The other day, I asked what was for me a dreaded questions, “Just how out of shape am I compared to other clients you’ve worked with?” The answer. “You’re in the twentieth percentile. Ninetieth percentile being the best fitness.” And whose face flashed into my head? My mother’s. If you look at me, in fact, the trainer actually said so, you’d never ever know I am so unfit. If you had looked at my mother, age fifty-two, you would never ever have imagined what was happening in her body. Even later, recovered from the surgery, at age sixty, there is no way in hell you could have looked at my mother and seen a massive stroke in her near future. And when it happened, I felt quietly angry at her once again.

I can’t fight my genes. There’s heart disease, there’s diabetes. There's some unspoken depression too. But I can certainly work toward prevention. I think about this consciously when I think of these hypothetical maybe-babies, when I think about being a partner to my husband, when I think about me and all the things I want to experience in life, in my tomorrows.
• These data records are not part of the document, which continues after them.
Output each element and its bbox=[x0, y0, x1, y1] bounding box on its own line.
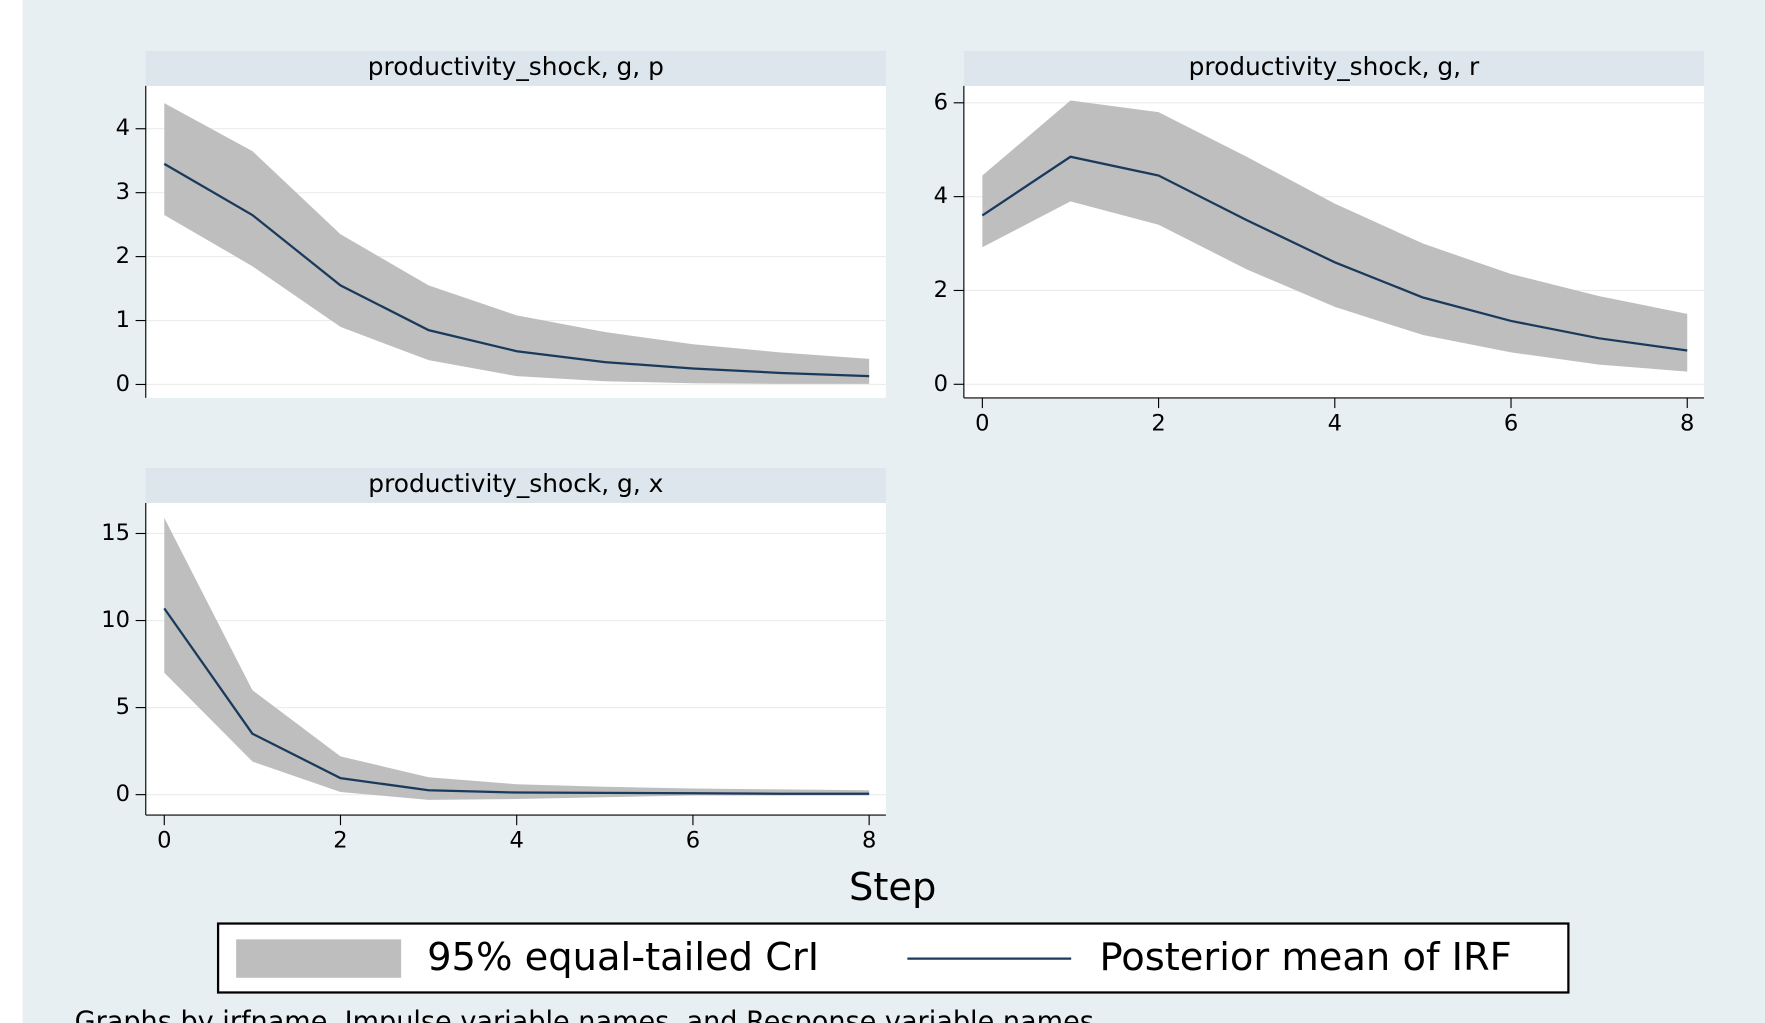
y-tick-label: 3 bbox=[116, 179, 130, 205]
legend bbox=[216, 922, 1570, 994]
x-tick-label: 0 bbox=[975, 410, 989, 436]
y-tick-label: 4 bbox=[116, 115, 130, 141]
y-tick-label: 4 bbox=[934, 183, 948, 209]
credible-band bbox=[164, 103, 870, 384]
y-tick-label: 5 bbox=[116, 694, 130, 720]
legend-label: 95% equal-tailed CrI bbox=[427, 935, 819, 980]
panel-title: productivity_shock, g, p bbox=[368, 52, 664, 81]
title-strip bbox=[145, 50, 886, 86]
x-tick-label: 4 bbox=[510, 828, 524, 854]
y-tick-label: 2 bbox=[116, 243, 130, 269]
panel-title: productivity_shock, g, r bbox=[1189, 52, 1480, 81]
title-strip bbox=[145, 467, 886, 504]
panel-title: productivity_shock, g, x bbox=[368, 469, 663, 498]
x-tick-label: 2 bbox=[333, 828, 347, 854]
x-tick-label: 4 bbox=[1328, 410, 1342, 436]
x-tick-label: 6 bbox=[1504, 410, 1518, 436]
y-tick-label: 6 bbox=[934, 89, 948, 115]
mean-line bbox=[981, 155, 1688, 352]
credible-band bbox=[982, 100, 1688, 372]
mean-line bbox=[163, 607, 870, 795]
x-tick-label: 8 bbox=[1680, 410, 1694, 436]
y-tick-label: 0 bbox=[934, 371, 948, 397]
x-tick-label: 2 bbox=[1151, 410, 1165, 436]
x-tick-label: 8 bbox=[862, 828, 876, 854]
y-tick-label: 1 bbox=[116, 307, 130, 333]
y-tick-label: 0 bbox=[116, 371, 130, 397]
note: Graphs by irfname, Impulse variable name… bbox=[75, 1006, 1094, 1023]
title-strip bbox=[963, 50, 1704, 86]
x-tick-label: 0 bbox=[157, 828, 171, 854]
y-tick-label: 15 bbox=[101, 520, 130, 546]
y-tick-label: 2 bbox=[934, 277, 948, 303]
legend-swatch bbox=[236, 939, 402, 978]
y-tick-label: 10 bbox=[101, 607, 130, 633]
x-axis-label: Step bbox=[849, 865, 936, 910]
plot-area bbox=[145, 503, 886, 816]
mean-line bbox=[163, 162, 870, 378]
y-tick-label: 0 bbox=[116, 781, 130, 807]
x-tick-label: 6 bbox=[686, 828, 700, 854]
legend-label: Posterior mean of IRF bbox=[1099, 935, 1511, 980]
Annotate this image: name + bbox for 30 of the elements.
So, I go to work with this trainer, full of UN-confidence that I’m unfamiliar with at this stage in life. And I think something that no mother wants a daughter to think: I will not be like my mother. I will not be like my mother. Friday, as I was leaving, I said, “Do you think I’ll be ready to train for the triathlon in January?” And he said, “Absolutely. I’ve already got your routine planned out,” (which was certainly an exaggeration). But I left feeling better.
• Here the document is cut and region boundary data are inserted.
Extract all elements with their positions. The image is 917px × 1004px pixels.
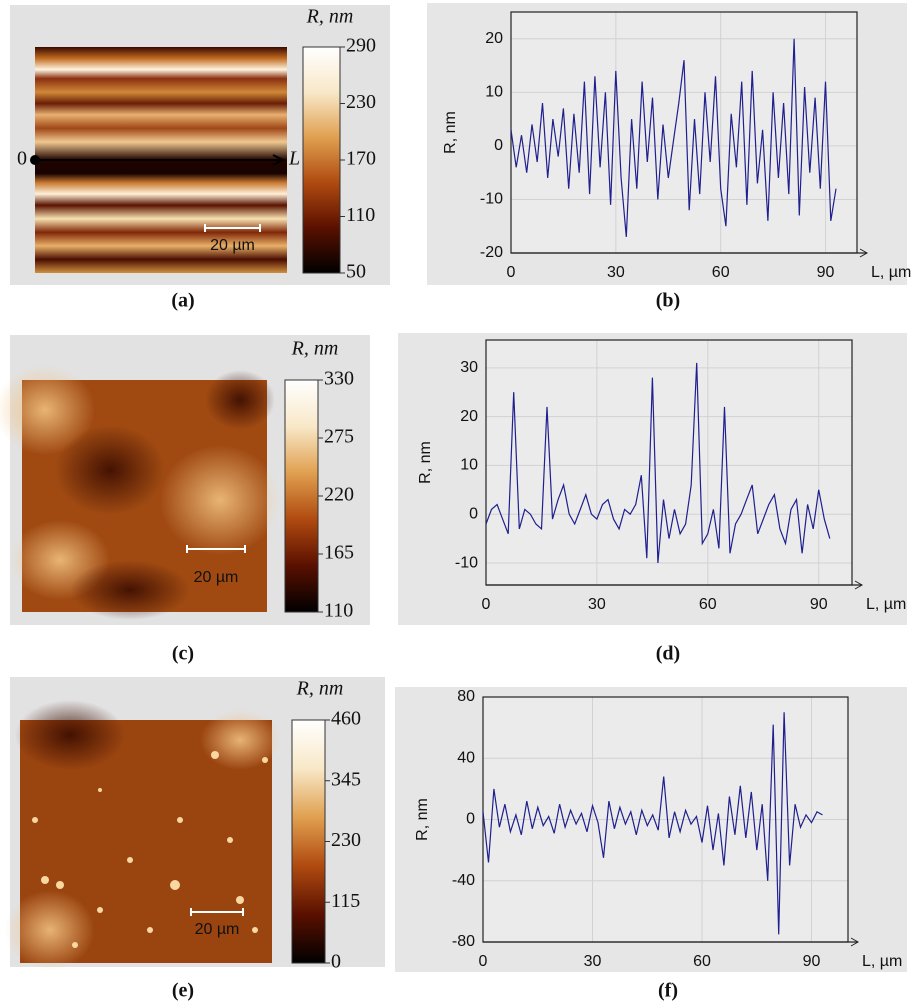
panel-label: (c) [172, 643, 194, 665]
y-tick-label: 30 [460, 359, 478, 376]
x-tick-label: 0 [479, 953, 488, 970]
x-tick-label: 0 [507, 264, 516, 281]
colorbar-tick-label: 230 [346, 91, 376, 113]
x-tick-label: 60 [693, 953, 711, 970]
y-axis-label: R, nm [417, 441, 434, 484]
y-tick-label: 20 [460, 408, 478, 425]
profile-start-dot [30, 155, 40, 165]
panel-label: (e) [172, 980, 194, 1002]
colorbar [302, 46, 341, 274]
colorbar-tick-label: 170 [346, 148, 376, 170]
y-axis-label: R, nm [442, 111, 459, 154]
x-tick-label: 30 [607, 264, 625, 281]
y-tick-label: 20 [485, 30, 503, 47]
x-axis-label: L, µm [866, 596, 906, 613]
panel-label: (d) [656, 643, 680, 665]
y-tick-label: 0 [494, 137, 503, 154]
y-axis-label: R, nm [414, 798, 431, 841]
y-tick-label: -20 [480, 244, 503, 261]
x-axis-label: L, µm [871, 264, 911, 281]
colorbar-tick-label: 345 [331, 768, 361, 790]
y-tick-label: 40 [457, 749, 475, 766]
colorbar-label: R, nm [296, 678, 344, 700]
profile-arrow [272, 154, 286, 166]
x-tick-label: 60 [699, 596, 717, 613]
y-tick-label: 10 [485, 84, 503, 101]
colorbar-tick-label: 460 [331, 708, 361, 730]
y-tick-label: 80 [457, 688, 475, 705]
colorbar-tick-label: 115 [331, 890, 360, 912]
x-axis-arrow [850, 937, 860, 947]
panel-label: (f) [658, 980, 678, 1002]
y-tick-label: 0 [469, 505, 478, 522]
colorbar-tick-label: 220 [324, 484, 354, 506]
x-axis-arrow [859, 248, 869, 258]
y-tick-label: 10 [460, 457, 478, 474]
colorbar-tick-label: 290 [346, 35, 376, 57]
profile-start-label: 0 [17, 148, 27, 170]
colorbar-tick-label: 230 [331, 829, 361, 851]
x-tick-label: 30 [584, 953, 602, 970]
scale-bar-label: 20 µm [210, 237, 255, 254]
profile-end-label: L [288, 148, 300, 170]
y-tick-label: -40 [452, 872, 475, 889]
colorbar-tick-label: 110 [324, 600, 353, 622]
y-tick-label: -10 [455, 554, 478, 571]
afm-image [5, 700, 280, 970]
colorbar [284, 379, 319, 613]
colorbar-tick-label: 0 [331, 951, 341, 973]
colorbar-tick-label: 275 [324, 426, 354, 448]
x-tick-label: 90 [817, 264, 835, 281]
afm-image [0, 365, 280, 620]
y-tick-label: -80 [452, 933, 475, 950]
colorbar [291, 719, 326, 964]
x-tick-label: 90 [810, 596, 828, 613]
x-axis-label: L, µm [862, 953, 902, 970]
y-tick-label: -10 [480, 191, 503, 208]
scale-bar-label: 20 µm [194, 569, 239, 586]
profile-line [510, 38, 837, 237]
colorbar-tick-label: 165 [324, 542, 354, 564]
scale-bar-label: 20 µm [195, 921, 240, 938]
x-tick-label: 60 [712, 264, 730, 281]
plot-area [511, 12, 857, 253]
colorbar-tick-label: 50 [346, 261, 366, 283]
colorbar-tick-label: 330 [324, 368, 354, 390]
x-tick-label: 90 [803, 953, 821, 970]
profile-line [485, 362, 831, 564]
panel-label: (a) [171, 290, 194, 312]
colorbar-tick-label: 110 [346, 204, 375, 226]
profile-line [482, 712, 823, 935]
colorbar-label: R, nm [291, 338, 339, 360]
x-axis-arrow [854, 580, 864, 590]
x-tick-label: 30 [588, 596, 606, 613]
colorbar-label: R, nm [306, 6, 354, 28]
y-tick-label: 0 [466, 811, 475, 828]
x-tick-label: 0 [482, 596, 491, 613]
panel-label: (b) [656, 290, 680, 312]
plot-area [486, 340, 852, 585]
My birthday is in January. I’m going to be more fit at thirty-three than I’ve ever been in my life. That is my goal (part therapy, part vanity). And if ever I do have children, they’re not going to have an opportunity to wonder why I didn’t take better care of myself. To be angry that I waited to have them only to blow off my own health - to not make them enough of a priority to be around for as long as they needed me. (That's one of those counterintuitive things, isn't it - that if you invest in yourself, your health and well-being, you're doing something amazing for your kids. That sometimes just showering them with every ounce of you - your time, nurturing, etc. is only a short-term way of loving them.) It’s something I still get angry about - rational or not, and I don’t want to pass it on.